Dr. Tung (in white shirt in the middle) and the research team at Thai Minh Farm organic ginseng garden in Sin Ho, Lai Chau. Photo: Vigh
Currently, the technology process of processing Lai Chau Red Ginseng has been applied at Thai Minh Hi-tech factory and commercialized with Lai Chau Red Ginseng box products available on the market. Also at the recent “Ginseng and International Spices and Medicinal Herbs” festival in Ho Chi Minh City, the product was well received by consumers and received positive feedback on its taste and usage.
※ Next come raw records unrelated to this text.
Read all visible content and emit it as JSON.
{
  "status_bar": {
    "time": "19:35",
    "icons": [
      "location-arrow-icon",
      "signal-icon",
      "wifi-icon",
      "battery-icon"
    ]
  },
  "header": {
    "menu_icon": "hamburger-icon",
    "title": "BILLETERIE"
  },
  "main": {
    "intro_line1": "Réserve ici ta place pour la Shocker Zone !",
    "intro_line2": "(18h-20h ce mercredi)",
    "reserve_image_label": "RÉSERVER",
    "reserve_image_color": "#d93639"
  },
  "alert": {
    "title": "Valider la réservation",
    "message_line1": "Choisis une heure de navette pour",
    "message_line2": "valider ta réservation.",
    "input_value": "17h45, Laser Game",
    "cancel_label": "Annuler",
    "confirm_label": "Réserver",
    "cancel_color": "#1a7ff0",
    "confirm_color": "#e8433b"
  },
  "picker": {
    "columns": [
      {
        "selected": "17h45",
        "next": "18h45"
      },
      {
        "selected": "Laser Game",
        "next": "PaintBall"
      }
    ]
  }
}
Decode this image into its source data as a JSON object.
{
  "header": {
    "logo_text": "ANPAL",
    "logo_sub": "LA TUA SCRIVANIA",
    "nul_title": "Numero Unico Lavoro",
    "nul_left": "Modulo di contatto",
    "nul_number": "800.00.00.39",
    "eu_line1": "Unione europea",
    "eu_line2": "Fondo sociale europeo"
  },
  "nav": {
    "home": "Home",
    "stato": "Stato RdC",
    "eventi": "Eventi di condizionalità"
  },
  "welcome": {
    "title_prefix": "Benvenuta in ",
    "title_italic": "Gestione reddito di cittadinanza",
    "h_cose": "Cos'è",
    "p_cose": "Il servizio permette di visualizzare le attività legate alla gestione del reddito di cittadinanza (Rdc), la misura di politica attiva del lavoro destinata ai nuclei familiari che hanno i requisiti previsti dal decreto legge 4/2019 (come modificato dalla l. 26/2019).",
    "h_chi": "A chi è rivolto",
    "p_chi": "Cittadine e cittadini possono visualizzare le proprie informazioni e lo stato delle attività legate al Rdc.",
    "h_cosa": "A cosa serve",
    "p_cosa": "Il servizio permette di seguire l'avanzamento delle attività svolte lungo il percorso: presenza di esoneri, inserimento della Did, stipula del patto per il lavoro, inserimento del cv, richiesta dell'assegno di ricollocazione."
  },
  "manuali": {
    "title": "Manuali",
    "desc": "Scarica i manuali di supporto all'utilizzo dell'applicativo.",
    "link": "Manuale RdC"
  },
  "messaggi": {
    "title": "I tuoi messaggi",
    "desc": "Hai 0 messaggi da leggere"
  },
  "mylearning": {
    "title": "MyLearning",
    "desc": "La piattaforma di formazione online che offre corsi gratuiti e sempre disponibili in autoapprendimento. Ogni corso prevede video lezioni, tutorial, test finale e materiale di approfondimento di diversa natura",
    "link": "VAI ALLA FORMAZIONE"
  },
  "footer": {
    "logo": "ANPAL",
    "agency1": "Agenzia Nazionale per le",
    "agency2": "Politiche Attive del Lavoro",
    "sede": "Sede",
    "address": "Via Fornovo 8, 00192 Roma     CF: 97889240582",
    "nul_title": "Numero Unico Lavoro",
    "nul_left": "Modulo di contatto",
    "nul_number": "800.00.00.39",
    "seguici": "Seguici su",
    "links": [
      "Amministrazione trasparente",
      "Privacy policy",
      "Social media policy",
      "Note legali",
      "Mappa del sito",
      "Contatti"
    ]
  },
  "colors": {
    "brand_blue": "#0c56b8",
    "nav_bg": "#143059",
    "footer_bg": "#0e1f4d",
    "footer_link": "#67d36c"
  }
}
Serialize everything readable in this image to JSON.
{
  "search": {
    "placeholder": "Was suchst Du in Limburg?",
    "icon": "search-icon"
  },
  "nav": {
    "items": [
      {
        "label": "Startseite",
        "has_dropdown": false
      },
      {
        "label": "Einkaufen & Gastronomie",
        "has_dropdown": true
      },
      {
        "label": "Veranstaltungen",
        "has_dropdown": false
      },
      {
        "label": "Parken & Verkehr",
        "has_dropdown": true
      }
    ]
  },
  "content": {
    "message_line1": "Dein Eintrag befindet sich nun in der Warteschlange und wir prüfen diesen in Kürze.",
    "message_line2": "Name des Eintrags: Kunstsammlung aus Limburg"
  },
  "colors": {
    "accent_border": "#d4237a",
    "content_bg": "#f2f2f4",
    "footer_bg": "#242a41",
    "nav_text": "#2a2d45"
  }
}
Customers enjoy Lai Chau Red Ginseng. Photo: Vigh
Dr. Pham Ha Thanh Tung is currently the Director of the Vietnam Ginseng and Medicinal Materials Research Institute, Deputy Head of the Department of Medicinal Materials – Traditional Medicine, Phenikaa University. He graduated with a bachelor’s degree and a master’s degree in Pharmacy from Hanoi University of Pharmacy. He completed his doctoral program in Medicinal Materials at the Faculty of Pharmacy, Seoul National University. He has published 36 domestic scientific articles in the field of Medicinal Materials. He is also the head and participant of many scientific and technological research projects at all levels.